Markets
The mood across markets was slightly risk-off today until the Fed presented investors with an Eastern gift. The US central bank takes additional actions to provide up to $2.3tn in loans to support the economy. This funding will assist households and employers of all sizes and bolster the ability of state and local governments to deliver critical services during the coronavirus pandemic. More specifically, the Fed will bolster the effectiveness of the Small Business Administration’s Paycheck Protection Program, ensure credit flows to SMEs with the purchase of up to $600bn in loans through the Main Street Lending Program, increase the flow of credit to households and businesses and help state and local governments manage cash flow stresses by establishing a Municipal Liquidity Facility that will offer up to $500bn in lending.
European stock markets and US equity futures turned intraday losses into gains after the announcement with the Euro Stoxx 50 again testing key resistance at 2900 (38% retracement from mid-February to mid-March sell-off). Core bonds were trading with an upward bias, building in some safety ahead of the (uncertain) long weekend. Most European and US markets are closed for Good Friday tomorrow.
The Fed’s action pulled both the Bund and the US Note future lower via the risk correlation. US Treasuries underperform at the moment even as US weekly jobless claims simultaneously showed a “stabilization” at 6.6 million. Please recall that the previous top was only a tenth of that amount, back in 1982. Changes on the US yield curve range between -2.1 bps (5-yr) and +0.7 bps (30-yr). Germany yield currently trade 1.1 bp (2-yr) to 2.3 bps (10-yr) lower with the belly of the curve outperforming the wings. 10-yr yield spreads vs Germany narrow by up to 5 bps.
The Fed’s announcement pushed the trade-weighted dollar below intermediate support (99.77). The dollar weakness is now also visible in EUR/USD with the pair trying to stay above 1.0926 even as the euro faces its own problems. The Eurogroup of finance ministers is still at loggerheads on EU fiscal aid with discussions likely to drag into the long weekend. USD/JPY trades remarkably stable in the high 108 area. EUR/GBP trading is confined to a rather small range around 0.8770. The UK is rumoured to extend lockdown measures. The Bank of England decided to temporarily raise the government’s Ways and Means Facility to unlimited, meaning the government can spend (fiscally) without having to tap the gilt market (monetary financing). UK Gilts outperform Bunds and US Treasuries.
News Headlines
IMF head Georgieva announced a doubling of the institution’s emergency lending capacity from $50 bn to $100 bn. Georgieva said over 90 countries have already requested aid. She expects the coronavirus to hit poorer nations and emerging markets harder, citing capital outflows of more than $100 bn already and plunging commodity prices.

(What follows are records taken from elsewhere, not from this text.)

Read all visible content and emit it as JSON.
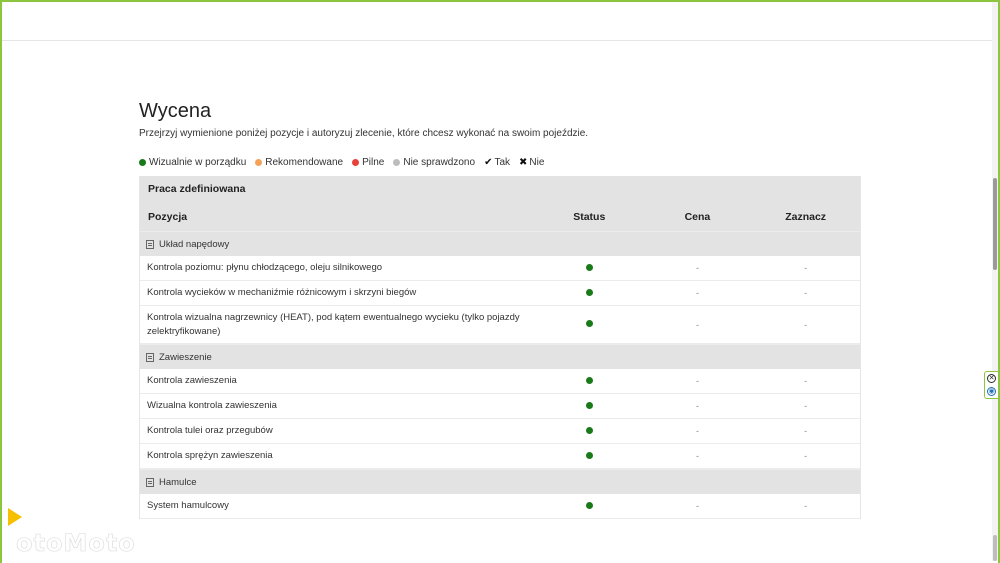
{
  "page": {
    "title": "Wycena",
    "subtitle": "Przejrzyj wymienione poniżej pozycje i autoryzuj zlecenie, które chcesz wykonać na swoim pojeździe."
  },
  "legend": [
    {
      "label": "Wizualnie w porządku",
      "color": "#1a7a1a",
      "kind": "dot"
    },
    {
      "label": "Rekomendowane",
      "color": "#f4a259",
      "kind": "dot"
    },
    {
      "label": "Pilne",
      "color": "#e8413a",
      "kind": "dot"
    },
    {
      "label": "Nie sprawdzono",
      "color": "#bdbdbd",
      "kind": "dot"
    },
    {
      "label": "Tak",
      "icon": "check-icon",
      "glyph": "✔",
      "kind": "glyph"
    },
    {
      "label": "Nie",
      "icon": "cross-icon",
      "glyph": "✖",
      "kind": "glyph"
    }
  ],
  "table": {
    "group_title": "Praca zdefiniowana",
    "headers": {
      "position": "Pozycja",
      "status": "Status",
      "price": "Cena",
      "select": "Zaznacz"
    },
    "sections": [
      {
        "name": "Układ napędowy",
        "rows": [
          {
            "label": "Kontrola poziomu: płynu chłodzącego, oleju silnikowego",
            "status_color": "#1a7a1a",
            "price": "-",
            "select": "-"
          },
          {
            "label": "Kontrola wycieków w mechaniźmie różnicowym i skrzyni biegów",
            "status_color": "#1a7a1a",
            "price": "-",
            "select": "-"
          },
          {
            "label": "Kontrola wizualna nagrzewnicy (HEAT), pod kątem ewentualnego wycieku (tylko pojazdy zelektryfikowane)",
            "status_color": "#1a7a1a",
            "price": "-",
            "select": "-"
          }
        ]
      },
      {
        "name": "Zawieszenie",
        "rows": [
          {
            "label": "Kontrola zawieszenia",
            "status_color": "#1a7a1a",
            "price": "-",
            "select": "-"
          },
          {
            "label": "Wizualna kontrola zawieszenia",
            "status_color": "#1a7a1a",
            "price": "-",
            "select": "-"
          },
          {
            "label": "Kontrola tulei oraz przegubów",
            "status_color": "#1a7a1a",
            "price": "-",
            "select": "-"
          },
          {
            "label": "Kontrola sprężyn zawieszenia",
            "status_color": "#1a7a1a",
            "price": "-",
            "select": "-"
          }
        ]
      },
      {
        "name": "Hamulce",
        "rows": [
          {
            "label": "System hamulcowy",
            "status_color": "#1a7a1a",
            "price": "-",
            "select": "-"
          }
        ]
      }
    ]
  },
  "widget": {
    "close_glyph": "✕",
    "info_glyph": "◉"
  },
  "watermark": {
    "text": "otoMoto"
  }
}
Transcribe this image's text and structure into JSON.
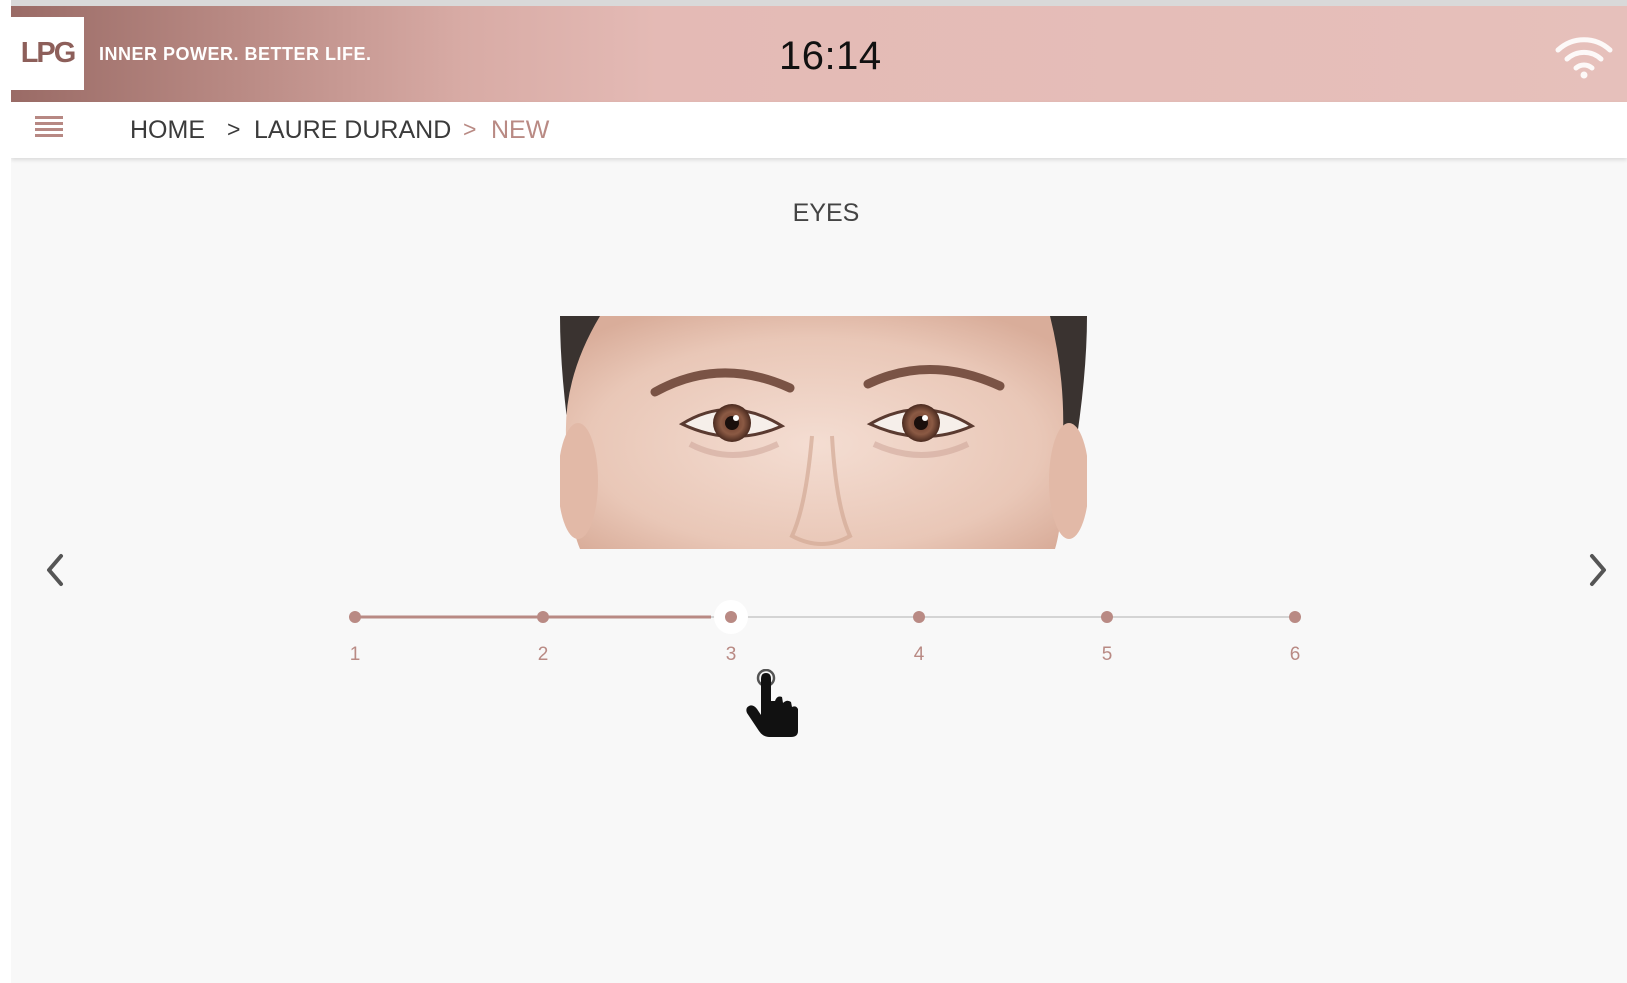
{
  "header": {
    "logo": "LPG",
    "tagline": "INNER POWER. BETTER LIFE.",
    "clock": "16:14",
    "wifi_icon": "wifi-icon"
  },
  "breadcrumb": {
    "menu_icon": "hamburger-menu-icon",
    "items": [
      "HOME",
      "LAURE DURAND",
      "NEW"
    ],
    "separator": ">"
  },
  "main": {
    "title": "EYES",
    "prev_icon": "chevron-left-icon",
    "next_icon": "chevron-right-icon",
    "slider": {
      "steps": [
        "1",
        "2",
        "3",
        "4",
        "5",
        "6"
      ],
      "selected": 3,
      "accent": "#b98a84"
    }
  },
  "colors": {
    "accent": "#b98a84",
    "brand": "#8d5f5a"
  }
}
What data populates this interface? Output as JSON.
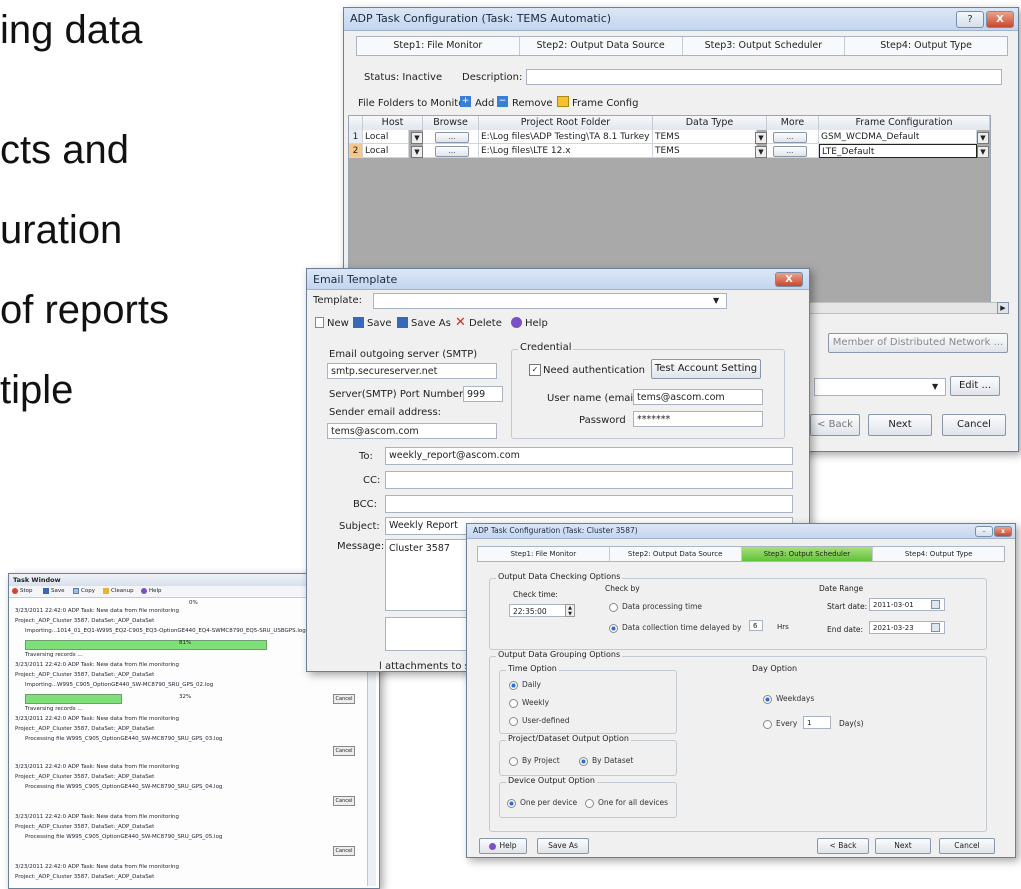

The ECB minutes showed policy makers were concerned about the “severe strains” the corona-related uncertainty was creating in financial markets. They agreed additional monetary support was needed but were divided on the how, with some members preferring the ECB’s OMT programme. Some governing members also expressed concerns about potentially dropping the self-imposed limit on the bond purchases, referring to the bank’s legal mandate.
Canadian employment tanked a mind boggling 1010.7k, dwarfing any other decline in history as the coronavirus forced companies to shut the doors and lay off personnel. Every single sector in the services economy printed job declines with trade, accommodation and education among the hardest hit. The unemployment rate (7.8%) spiked to the highest level since 2010 while the participation rate stumbled 2% points to a 4-decade low (63.50%).